In raising our frustration with this problem to faculty members from other departments at our university, as well as to chairs of science departments across the country, it became painfully clear that a concerted effort by an applicant to connect their expertise and interests to a specific faculty opportunity was rare. Perhaps such omissions are a result of generic, open-ended job advertisements. Or maybe the issue is that so few academic openings exist that a wider cohort is applying for any posting that appears, with the hope that the more applications submitted, the better chance for a positive response.

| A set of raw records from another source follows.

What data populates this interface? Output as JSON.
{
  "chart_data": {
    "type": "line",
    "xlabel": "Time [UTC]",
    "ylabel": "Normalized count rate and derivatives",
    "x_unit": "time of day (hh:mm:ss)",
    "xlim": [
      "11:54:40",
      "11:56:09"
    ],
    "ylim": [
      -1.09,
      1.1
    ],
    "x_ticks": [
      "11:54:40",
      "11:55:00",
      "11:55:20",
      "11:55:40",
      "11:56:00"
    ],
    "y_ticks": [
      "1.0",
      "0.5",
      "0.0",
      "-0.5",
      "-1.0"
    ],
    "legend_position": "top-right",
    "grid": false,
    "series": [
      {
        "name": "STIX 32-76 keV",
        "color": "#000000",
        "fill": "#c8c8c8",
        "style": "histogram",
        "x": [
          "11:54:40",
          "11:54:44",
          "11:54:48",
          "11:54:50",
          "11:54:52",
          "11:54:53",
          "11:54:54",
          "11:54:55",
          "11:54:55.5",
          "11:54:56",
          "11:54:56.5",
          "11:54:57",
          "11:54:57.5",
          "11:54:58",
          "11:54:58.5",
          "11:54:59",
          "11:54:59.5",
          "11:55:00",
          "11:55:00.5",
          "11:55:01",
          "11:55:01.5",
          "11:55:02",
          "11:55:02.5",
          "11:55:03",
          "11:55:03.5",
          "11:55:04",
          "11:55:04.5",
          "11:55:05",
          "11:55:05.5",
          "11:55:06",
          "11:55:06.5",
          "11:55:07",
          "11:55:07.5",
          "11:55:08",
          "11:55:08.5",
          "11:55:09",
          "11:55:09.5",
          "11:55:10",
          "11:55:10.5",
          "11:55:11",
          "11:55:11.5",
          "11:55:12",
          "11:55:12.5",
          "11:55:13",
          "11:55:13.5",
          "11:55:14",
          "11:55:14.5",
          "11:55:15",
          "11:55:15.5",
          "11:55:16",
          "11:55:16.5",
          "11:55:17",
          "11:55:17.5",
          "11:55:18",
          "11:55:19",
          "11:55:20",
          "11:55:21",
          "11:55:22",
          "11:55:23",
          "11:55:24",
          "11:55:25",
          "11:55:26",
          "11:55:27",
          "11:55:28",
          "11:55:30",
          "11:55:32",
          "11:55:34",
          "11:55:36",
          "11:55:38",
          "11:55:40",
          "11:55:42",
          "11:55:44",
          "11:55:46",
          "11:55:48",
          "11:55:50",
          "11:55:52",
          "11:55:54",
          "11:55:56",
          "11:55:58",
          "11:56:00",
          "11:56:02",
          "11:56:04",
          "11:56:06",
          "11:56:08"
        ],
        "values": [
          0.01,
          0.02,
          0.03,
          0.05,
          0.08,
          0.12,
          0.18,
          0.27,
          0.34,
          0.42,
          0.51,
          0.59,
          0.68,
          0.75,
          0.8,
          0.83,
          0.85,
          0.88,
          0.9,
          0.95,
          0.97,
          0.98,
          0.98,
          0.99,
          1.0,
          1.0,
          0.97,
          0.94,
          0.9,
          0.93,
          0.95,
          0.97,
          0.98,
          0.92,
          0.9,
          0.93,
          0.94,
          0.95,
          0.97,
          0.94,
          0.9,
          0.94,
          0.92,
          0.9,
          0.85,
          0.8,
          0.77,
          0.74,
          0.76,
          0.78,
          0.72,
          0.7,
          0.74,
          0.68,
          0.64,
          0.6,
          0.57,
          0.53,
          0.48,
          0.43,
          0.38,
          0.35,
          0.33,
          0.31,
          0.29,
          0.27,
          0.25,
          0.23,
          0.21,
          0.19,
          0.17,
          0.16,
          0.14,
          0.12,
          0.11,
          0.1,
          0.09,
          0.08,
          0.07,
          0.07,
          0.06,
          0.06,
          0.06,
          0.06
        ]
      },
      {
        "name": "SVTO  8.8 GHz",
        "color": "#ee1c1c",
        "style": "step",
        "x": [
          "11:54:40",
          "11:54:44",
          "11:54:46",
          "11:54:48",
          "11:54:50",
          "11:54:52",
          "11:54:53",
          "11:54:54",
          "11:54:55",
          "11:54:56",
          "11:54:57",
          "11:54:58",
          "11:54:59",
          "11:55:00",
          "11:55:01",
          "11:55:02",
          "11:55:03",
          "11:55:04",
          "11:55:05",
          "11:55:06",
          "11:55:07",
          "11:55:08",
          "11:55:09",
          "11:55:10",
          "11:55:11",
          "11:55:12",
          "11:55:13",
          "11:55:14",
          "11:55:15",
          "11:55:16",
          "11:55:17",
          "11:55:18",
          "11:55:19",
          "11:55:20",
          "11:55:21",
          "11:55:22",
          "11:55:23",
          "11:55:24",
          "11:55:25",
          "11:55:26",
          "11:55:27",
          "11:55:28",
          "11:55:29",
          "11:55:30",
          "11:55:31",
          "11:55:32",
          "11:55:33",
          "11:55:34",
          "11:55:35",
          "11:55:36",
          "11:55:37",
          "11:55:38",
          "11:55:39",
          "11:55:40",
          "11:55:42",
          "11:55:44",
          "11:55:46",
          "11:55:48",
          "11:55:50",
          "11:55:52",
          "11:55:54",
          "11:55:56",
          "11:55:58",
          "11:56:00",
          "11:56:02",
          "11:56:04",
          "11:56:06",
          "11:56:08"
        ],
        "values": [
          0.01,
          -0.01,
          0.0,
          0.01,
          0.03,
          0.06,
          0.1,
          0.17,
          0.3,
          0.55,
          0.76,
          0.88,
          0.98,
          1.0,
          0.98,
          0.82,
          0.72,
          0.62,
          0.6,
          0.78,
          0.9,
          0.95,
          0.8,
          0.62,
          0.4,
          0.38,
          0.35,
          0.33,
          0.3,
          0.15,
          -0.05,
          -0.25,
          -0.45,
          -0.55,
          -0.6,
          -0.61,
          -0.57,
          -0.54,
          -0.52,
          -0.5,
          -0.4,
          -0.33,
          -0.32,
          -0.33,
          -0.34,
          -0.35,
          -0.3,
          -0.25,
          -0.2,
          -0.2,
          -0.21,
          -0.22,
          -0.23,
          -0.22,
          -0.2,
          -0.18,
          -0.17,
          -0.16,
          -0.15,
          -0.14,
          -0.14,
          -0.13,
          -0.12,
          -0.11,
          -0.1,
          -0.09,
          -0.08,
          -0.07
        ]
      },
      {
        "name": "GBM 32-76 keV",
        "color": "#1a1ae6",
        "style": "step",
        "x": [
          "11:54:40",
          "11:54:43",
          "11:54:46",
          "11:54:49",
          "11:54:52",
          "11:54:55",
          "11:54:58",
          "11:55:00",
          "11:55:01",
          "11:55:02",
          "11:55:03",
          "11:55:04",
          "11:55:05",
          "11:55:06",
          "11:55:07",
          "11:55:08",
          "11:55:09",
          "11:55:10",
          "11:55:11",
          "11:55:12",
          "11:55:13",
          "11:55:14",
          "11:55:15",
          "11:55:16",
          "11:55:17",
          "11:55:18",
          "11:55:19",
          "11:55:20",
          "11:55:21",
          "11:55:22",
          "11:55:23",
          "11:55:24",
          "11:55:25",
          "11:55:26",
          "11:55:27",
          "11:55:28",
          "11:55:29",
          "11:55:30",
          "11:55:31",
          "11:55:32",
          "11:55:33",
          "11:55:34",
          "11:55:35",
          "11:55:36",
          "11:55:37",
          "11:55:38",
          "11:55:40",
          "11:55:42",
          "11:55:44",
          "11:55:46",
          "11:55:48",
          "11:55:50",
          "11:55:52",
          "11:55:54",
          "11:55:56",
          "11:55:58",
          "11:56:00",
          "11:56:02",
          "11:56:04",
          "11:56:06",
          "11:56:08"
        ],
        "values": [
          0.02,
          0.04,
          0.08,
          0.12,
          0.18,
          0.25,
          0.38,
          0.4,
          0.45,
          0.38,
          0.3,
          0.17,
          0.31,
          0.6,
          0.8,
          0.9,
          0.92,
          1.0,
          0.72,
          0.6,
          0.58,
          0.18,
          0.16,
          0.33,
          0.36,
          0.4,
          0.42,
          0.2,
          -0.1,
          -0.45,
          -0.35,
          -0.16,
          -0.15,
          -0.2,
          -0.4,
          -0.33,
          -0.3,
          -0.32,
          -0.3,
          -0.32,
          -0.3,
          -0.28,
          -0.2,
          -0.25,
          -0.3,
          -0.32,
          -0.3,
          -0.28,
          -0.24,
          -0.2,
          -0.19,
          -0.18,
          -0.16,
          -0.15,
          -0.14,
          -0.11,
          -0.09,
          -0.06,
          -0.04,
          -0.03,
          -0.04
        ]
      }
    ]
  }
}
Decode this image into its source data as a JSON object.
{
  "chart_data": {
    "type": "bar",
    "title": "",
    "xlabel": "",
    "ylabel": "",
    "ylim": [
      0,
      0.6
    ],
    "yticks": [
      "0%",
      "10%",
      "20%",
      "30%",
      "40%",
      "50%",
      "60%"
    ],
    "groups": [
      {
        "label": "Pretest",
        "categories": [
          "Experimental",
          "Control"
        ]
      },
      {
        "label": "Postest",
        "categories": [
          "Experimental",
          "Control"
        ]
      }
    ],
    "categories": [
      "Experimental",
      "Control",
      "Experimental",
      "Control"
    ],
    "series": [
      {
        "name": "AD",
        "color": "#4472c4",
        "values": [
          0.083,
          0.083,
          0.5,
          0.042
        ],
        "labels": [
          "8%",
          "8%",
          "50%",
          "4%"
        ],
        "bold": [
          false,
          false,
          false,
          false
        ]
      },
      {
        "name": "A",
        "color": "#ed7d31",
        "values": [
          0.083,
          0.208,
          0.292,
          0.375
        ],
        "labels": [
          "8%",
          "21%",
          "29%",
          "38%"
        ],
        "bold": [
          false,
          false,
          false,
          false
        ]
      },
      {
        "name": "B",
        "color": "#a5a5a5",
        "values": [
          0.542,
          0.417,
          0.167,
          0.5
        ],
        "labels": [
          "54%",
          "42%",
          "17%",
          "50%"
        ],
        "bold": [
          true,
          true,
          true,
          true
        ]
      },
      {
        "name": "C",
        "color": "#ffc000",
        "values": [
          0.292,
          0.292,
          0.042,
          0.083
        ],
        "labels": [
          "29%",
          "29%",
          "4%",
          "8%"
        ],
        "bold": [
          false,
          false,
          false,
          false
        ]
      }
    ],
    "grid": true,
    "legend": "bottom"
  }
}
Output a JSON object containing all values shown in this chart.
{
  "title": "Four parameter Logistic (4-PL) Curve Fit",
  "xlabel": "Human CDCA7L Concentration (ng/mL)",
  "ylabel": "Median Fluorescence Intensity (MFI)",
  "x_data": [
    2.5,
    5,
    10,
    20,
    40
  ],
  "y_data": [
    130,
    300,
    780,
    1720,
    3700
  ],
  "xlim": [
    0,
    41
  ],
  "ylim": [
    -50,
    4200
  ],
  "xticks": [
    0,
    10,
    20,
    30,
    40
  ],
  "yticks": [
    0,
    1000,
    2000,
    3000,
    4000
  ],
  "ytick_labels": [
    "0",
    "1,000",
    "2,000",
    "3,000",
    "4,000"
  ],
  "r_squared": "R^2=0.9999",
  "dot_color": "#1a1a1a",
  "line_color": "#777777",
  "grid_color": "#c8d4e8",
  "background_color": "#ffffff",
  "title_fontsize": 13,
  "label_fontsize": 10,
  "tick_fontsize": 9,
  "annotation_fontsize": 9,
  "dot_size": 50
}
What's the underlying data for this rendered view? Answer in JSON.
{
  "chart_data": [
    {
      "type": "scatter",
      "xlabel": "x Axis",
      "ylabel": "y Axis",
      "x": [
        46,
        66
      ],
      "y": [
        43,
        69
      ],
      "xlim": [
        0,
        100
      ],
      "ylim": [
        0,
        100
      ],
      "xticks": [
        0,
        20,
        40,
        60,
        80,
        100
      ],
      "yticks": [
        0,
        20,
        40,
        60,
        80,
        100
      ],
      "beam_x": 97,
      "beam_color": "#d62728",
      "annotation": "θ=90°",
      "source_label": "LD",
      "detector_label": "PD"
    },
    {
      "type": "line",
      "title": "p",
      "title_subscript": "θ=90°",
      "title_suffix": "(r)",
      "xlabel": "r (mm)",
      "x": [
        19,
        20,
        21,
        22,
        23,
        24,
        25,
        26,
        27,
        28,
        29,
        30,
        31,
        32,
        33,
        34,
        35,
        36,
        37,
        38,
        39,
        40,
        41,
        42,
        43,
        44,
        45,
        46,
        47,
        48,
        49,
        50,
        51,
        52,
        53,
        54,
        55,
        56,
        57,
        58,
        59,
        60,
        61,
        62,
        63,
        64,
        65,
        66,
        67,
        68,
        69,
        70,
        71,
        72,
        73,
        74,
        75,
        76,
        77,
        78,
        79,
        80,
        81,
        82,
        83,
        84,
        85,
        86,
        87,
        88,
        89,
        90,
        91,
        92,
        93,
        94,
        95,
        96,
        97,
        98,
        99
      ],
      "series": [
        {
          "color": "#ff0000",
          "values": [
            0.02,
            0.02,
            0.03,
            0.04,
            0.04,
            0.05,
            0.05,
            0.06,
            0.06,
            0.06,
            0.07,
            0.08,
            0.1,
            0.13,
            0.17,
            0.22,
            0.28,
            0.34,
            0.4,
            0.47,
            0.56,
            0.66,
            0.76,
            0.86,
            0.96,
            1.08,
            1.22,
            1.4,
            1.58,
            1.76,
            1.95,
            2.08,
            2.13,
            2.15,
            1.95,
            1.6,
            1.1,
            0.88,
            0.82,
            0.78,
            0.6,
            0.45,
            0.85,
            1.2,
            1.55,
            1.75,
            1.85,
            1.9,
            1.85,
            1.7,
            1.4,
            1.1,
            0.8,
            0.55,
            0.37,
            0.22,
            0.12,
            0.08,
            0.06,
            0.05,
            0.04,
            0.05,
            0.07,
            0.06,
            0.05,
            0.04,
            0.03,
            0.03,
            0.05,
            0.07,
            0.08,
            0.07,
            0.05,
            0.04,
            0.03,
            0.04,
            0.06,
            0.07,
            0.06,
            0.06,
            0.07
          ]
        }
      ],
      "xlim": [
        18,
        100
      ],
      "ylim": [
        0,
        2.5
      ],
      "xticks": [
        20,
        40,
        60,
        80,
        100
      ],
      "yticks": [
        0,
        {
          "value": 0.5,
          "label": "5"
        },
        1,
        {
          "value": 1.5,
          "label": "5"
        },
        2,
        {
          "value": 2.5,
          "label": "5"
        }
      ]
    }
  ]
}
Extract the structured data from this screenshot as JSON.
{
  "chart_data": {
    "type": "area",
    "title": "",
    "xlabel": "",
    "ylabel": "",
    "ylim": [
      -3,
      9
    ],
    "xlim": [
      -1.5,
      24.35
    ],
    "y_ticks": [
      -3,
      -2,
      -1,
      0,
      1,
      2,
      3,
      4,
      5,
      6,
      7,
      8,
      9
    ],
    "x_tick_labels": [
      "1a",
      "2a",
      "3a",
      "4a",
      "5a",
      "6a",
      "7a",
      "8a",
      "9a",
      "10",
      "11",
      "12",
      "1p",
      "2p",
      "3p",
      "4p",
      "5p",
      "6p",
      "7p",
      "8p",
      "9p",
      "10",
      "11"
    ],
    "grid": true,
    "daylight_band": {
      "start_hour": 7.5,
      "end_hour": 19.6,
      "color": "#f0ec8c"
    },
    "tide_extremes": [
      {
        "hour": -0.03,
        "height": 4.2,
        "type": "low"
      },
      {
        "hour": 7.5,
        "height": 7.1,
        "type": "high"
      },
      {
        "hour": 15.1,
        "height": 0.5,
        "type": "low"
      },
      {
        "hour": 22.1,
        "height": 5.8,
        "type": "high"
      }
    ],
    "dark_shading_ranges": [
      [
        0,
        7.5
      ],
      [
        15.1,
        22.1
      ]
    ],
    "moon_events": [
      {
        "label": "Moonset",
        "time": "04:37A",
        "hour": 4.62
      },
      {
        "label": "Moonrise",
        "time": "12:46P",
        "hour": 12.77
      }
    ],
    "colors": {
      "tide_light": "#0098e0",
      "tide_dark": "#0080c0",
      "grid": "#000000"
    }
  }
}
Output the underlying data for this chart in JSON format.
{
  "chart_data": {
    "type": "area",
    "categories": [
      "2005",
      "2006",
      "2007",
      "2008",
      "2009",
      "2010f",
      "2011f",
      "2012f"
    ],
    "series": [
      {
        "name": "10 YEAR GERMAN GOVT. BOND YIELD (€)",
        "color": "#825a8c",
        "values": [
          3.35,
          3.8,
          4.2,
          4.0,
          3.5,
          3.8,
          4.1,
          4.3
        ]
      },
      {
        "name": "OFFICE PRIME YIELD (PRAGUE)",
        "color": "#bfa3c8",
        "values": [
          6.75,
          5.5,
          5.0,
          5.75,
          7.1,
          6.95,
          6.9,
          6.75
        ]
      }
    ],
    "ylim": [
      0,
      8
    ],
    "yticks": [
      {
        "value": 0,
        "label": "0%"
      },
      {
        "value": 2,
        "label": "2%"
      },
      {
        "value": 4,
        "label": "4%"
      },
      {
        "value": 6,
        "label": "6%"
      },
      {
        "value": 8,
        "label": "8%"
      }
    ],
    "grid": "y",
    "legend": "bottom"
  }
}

Perhaps with so many applications to write, the candidates decide they can’t invest the time to tailor each to the opportunity at hand.

But whatever the reason, it’s important for applicants to know that you will markedly improve your chance of being invited for an interview if you help the search committee and departmental faculty members understand why an investment in you will prove to be an investment for us. You can’t think of a faculty job as existing solely in an isolated lab in a building on some campus. You are hoping to become part of a community, and we need your help in understanding what it would mean to recruit you to our program.

With relatively little extra effort on your part, a customized application package will help us recognize how your stellar work and breathtaking goals could work synergistically with existing initiatives. Help us understand why we should consider you beyond what appears on your CV. Help us understand what the fit is.

In formulating your application cover letter, invest the same care and rigor you would when submitting a grant proposal to a funding agency. Take the time to help the hiring committee understand why you’re applying. Why here? Why now? Why us? Articulate why Department X at University Y is the perfect fit for you and how joining the campus will not only fuel your own growth as an independent scientist, but also bolster or complement a given strength of the program—or extend it into an area not yet represented by the resident faculty members. Making it evident that you have reviewed the curriculum and that your background would help extend it in this or that direction is also welcome and warranted. And reach beyond the department: Propose some potential collaborations, both in research and teaching, with other programs that would serve to forge connections with other areas of the school. Yes, this requires work, but it is work well invested. It will make your application stand out, at the very least, and will also help us understand how you see yourself fitting in. It might just earn your application a second look, or land you some early advocates on the search committee as the culling inevitably begins.

Indeed, in our department, the last two searches prioritized those who made it clear why our department was right for them, and we were very fortunate to have recruited our top choices. The new hires are thriving, and everyone is happy.